RL-Sim-Framework/README.md

# RL-Framework

A small, fast RL framework for training sim2real policies on a 3D-printed
rotary (Furuta) cartpole — built to scale from a laptop CPU to a GPU worker
(ClearML) without code changes, and to grow into more robots and simulators.

## Architecture

Three orthogonal pieces, composed by Hydra config groups:

| Piece | Role | Implementations |
|---|---|---|
| **Env** (`src/envs/`) | Task logic: obs / reward / termination / init distribution.

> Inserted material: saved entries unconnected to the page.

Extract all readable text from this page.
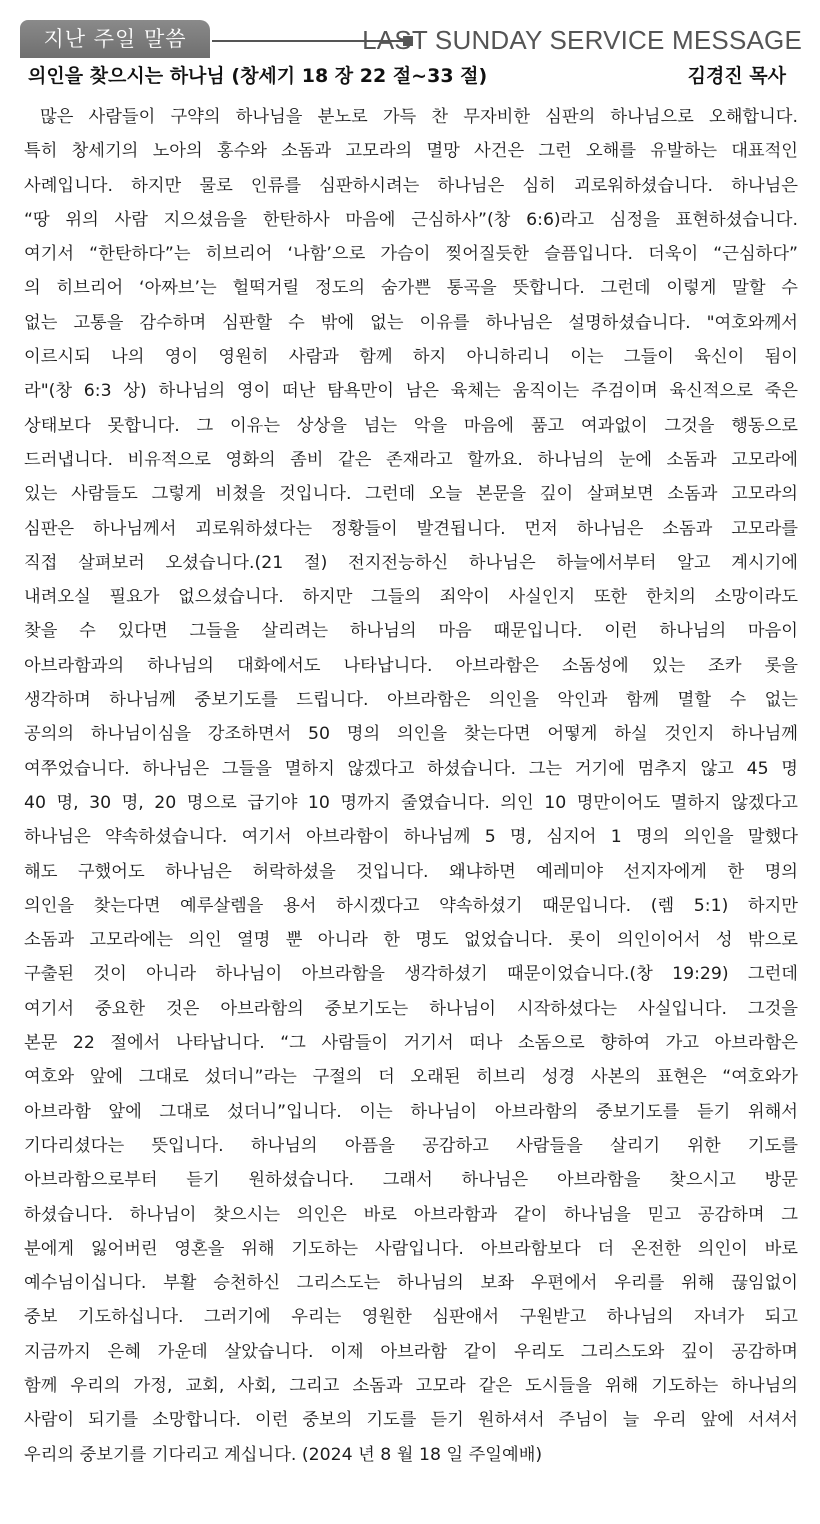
지난 주일 말씀	LAST SUNDAY SERVICE MESSAGE
의인을 찾으시는 하나님 (창세기 18 장 22 절~33 절)	김경진 목사
많은 사람들이 구약의 하나님을 분노로 가득 찬 무자비한 심판의 하나님으로 오해합니다.
특히 창세기의 노아의 홍수와 소돔과 고모라의 멸망 사건은 그런 오해를 유발하는 대표적인
사례입니다. 하지만 물로 인류를 심판하시려는 하나님은 심히 괴로워하셨습니다. 하나님은
“땅 위의 사람 지으셨음을 한탄하사 마음에 근심하사”(창 6:6)라고 심정을 표현하셨습니다.
여기서 “한탄하다”는 히브리어 ‘나함’으로 가슴이 찢어질듯한 슬픔입니다. 더욱이 “근심하다”
의 히브리어 ‘아짜브’는 헐떡거릴 정도의 숨가쁜 통곡을 뜻합니다. 그런데 이렇게 말할 수
없는 고통을 감수하며 심판할 수 밖에 없는 이유를 하나님은 설명하셨습니다. "여호와께서
이르시되 나의 영이 영원히 사람과 함께 하지 아니하리니 이는 그들이 육신이 됨이
라"(창 6:3 상) 하나님의 영이 떠난 탐욕만이 남은 육체는 움직이는 주검이며 육신적으로 죽은
상태보다 못합니다. 그 이유는 상상을 넘는 악을 마음에 품고 여과없이 그것을 행동으로
드러냅니다. 비유적으로 영화의 좀비 같은 존재라고 할까요. 하나님의 눈에 소돔과 고모라에
있는 사람들도 그렇게 비쳤을 것입니다. 그런데 오늘 본문을 깊이 살펴보면 소돔과 고모라의
심판은 하나님께서 괴로워하셨다는 정황들이 발견됩니다. 먼저 하나님은 소돔과 고모라를
직접 살펴보러 오셨습니다.(21 절) 전지전능하신 하나님은 하늘에서부터 알고 계시기에
내려오실 필요가 없으셨습니다. 하지만 그들의 죄악이 사실인지 또한 한치의 소망이라도
찾을 수 있다면 그들을 살리려는 하나님의 마음 때문입니다. 이런 하나님의 마음이
아브라함과의 하나님의 대화에서도 나타납니다. 아브라함은 소돔성에 있는 조카 롯을
생각하며 하나님께 중보기도를 드립니다. 아브라함은 의인을 악인과 함께 멸할 수 없는
공의의 하나님이심을 강조하면서 50 명의 의인을 찾는다면 어떻게 하실 것인지 하나님께
여쭈었습니다. 하나님은 그들을 멸하지 않겠다고 하셨습니다. 그는 거기에 멈추지 않고 45 명
40 명, 30 명, 20 명으로 급기야 10 명까지 줄였습니다. 의인 10 명만이어도 멸하지 않겠다고
하나님은 약속하셨습니다. 여기서 아브라함이 하나님께 5 명, 심지어 1 명의 의인을 말했다
해도 구했어도 하나님은 허락하셨을 것입니다. 왜냐하면 예레미야 선지자에게 한 명의
의인을 찾는다면 예루살렘을 용서 하시겠다고 약속하셨기 때문입니다. (렘 5:1) 하지만
소돔과 고모라에는 의인 열명 뿐 아니라 한 명도 없었습니다. 롯이 의인이어서 성 밖으로
구출된 것이 아니라 하나님이 아브라함을 생각하셨기 때문이었습니다.(창 19:29) 그런데
여기서 중요한 것은 아브라함의 중보기도는 하나님이 시작하셨다는 사실입니다. 그것을
본문 22 절에서 나타납니다. “그 사람들이 거기서 떠나 소돔으로 향하여 가고 아브라함은
여호와 앞에 그대로 섰더니”라는 구절의 더 오래된 히브리 성경 사본의 표현은 “여호와가
아브라함 앞에 그대로 섰더니”입니다. 이는 하나님이 아브라함의 중보기도를 듣기 위해서
기다리셨다는 뜻입니다. 하나님의 아픔을 공감하고 사람들을 살리기 위한 기도를
아브라함으로부터 듣기 원하셨습니다. 그래서 하나님은 아브라함을 찾으시고 방문
하셨습니다. 하나님이 찾으시는 의인은 바로 아브라함과 같이 하나님을 믿고 공감하며 그
분에게 잃어버린 영혼을 위해 기도하는 사람입니다. 아브라함보다 더 온전한 의인이 바로
예수님이십니다. 부활 승천하신 그리스도는 하나님의 보좌 우편에서 우리를 위해 끊임없이
중보 기도하십니다. 그러기에 우리는 영원한 심판애서 구원받고 하나님의 자녀가 되고
지금까지 은혜 가운데 살았습니다. 이제 아브라함 같이 우리도 그리스도와 깊이 공감하며
함께 우리의 가정, 교회, 사회, 그리고 소돔과 고모라 같은 도시들을 위해 기도하는 하나님의
사람이 되기를 소망합니다. 이런 중보의 기도를 듣기 원하셔서 주님이 늘 우리 앞에 서셔서
우리의 중보기를 기다리고 계십니다. (2024 년 8 월 18 일 주일예배)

Pure torch, batched, backend-agnostic. | `rotary_cartpole` |
| **Runner** (`src/runners/`) | Physics + sim2real plumbing (DR, sensor noise, action delay, history buffer). | `mujoco` (CPU), `mjx` (GPU/JAX), `serial` (real ESP32 robot) |
| **Trainer** (`src/training/`) | skrl PPO + shared MLP with optional history encoder. | `ppo`, `ppo_mjx`, `ppo_single`, `ppo_real` |

The robot itself is described once in `assets/<robot>/robot.yaml`
(URDF + identified motor model) and shared by **training, sysid and
deployment** — the motor model (bias → deadzone → gear compensation,
Coulomb + Stribeck friction, viscous damping, first-order lag) is
implemented in `src/core/robot.py` and mirrored exactly in the MJX JIT
step (`src/runners/mjx.py`).

## Train

```bash
# CPU (64 parallel MuJoCo envs)
python scripts/train.py env=rotary_cartpole runner=mujoco training=ppo

# GPU (1024 MJX envs) — local
python scripts/train.py env=rotary_cartpole runner=mjx training=ppo_mjx

# GPU — remote on ClearML gpu-queue
python scripts/train.py env=rotary_cartpole runner=mjx training=ppo_mjx training.remote=true
```

Videos and scalars stream to ClearML. Checkpoints land in `runs/`.

## Sim2real recipe

1. **Capture** real trajectories: `python -m src.sysid.capture` (writes `.npz` to `assets/<robot>/recordings/`).
2. **Identify** physics: `python -m src.sysid.optimize --robot-path assets/rotary_cartpole --recording <capture>.npz`
   — CMA-ES fits inertials/joint dynamics against the recording (motor model is locked from the unified sysid). Writes `sysid_result.json` + `robot_tuned.yaml` + `*_tuned.urdf`.
3. **Validate** the fit: `python -m src.sysid.visualize`, then copy `robot_tuned.yaml` → `robot.yaml`.
4. **Train with DR + history**: the runner randomizes friction/damping/torque scales, sensor noise and action latency per episode (`configs/runner/mjx.yaml: domain_rand`), and appends a 10-step (obs, action) history to the observation so the policy can implicitly identify the current dynamics (`history_length`).
5. **Deploy**: `mjpython scripts/eval.py env=rotary_cartpole runner=serial checkpoint=runs/<run>/checkpoints/agent_X.pt`

## Other tools

```bash
mjpython scripts/viz.py env=rotary_cartpole              # keyboard-drive the sim
mjpython scripts/viz.py runner=serial                    # digital twin of the real robot
python scripts/hpo.py env=rotary_cartpole training=ppo_single   # ClearML + SMAC3 HPO
pytest tests/                                            # unit tests
```

## Adding a robot / simulator

- **Robot**: drop `assets/<name>/` (URDF + `robot.yaml`), subclass `BaseEnv`
  (obs/reward/termination/`initial_state_ranges`), register in `src/core/registry.py`,
  add `configs/env/<name>.yaml`.
- **Simulator**: subclass `BaseRunner` and implement `_sim_initialize`,
  `_sim_step`, `_sim_reset` (full-batch return) — DR, history and the
  env-side logic come for free. Register in `scripts/train.py: RUNNER_REGISTRY`.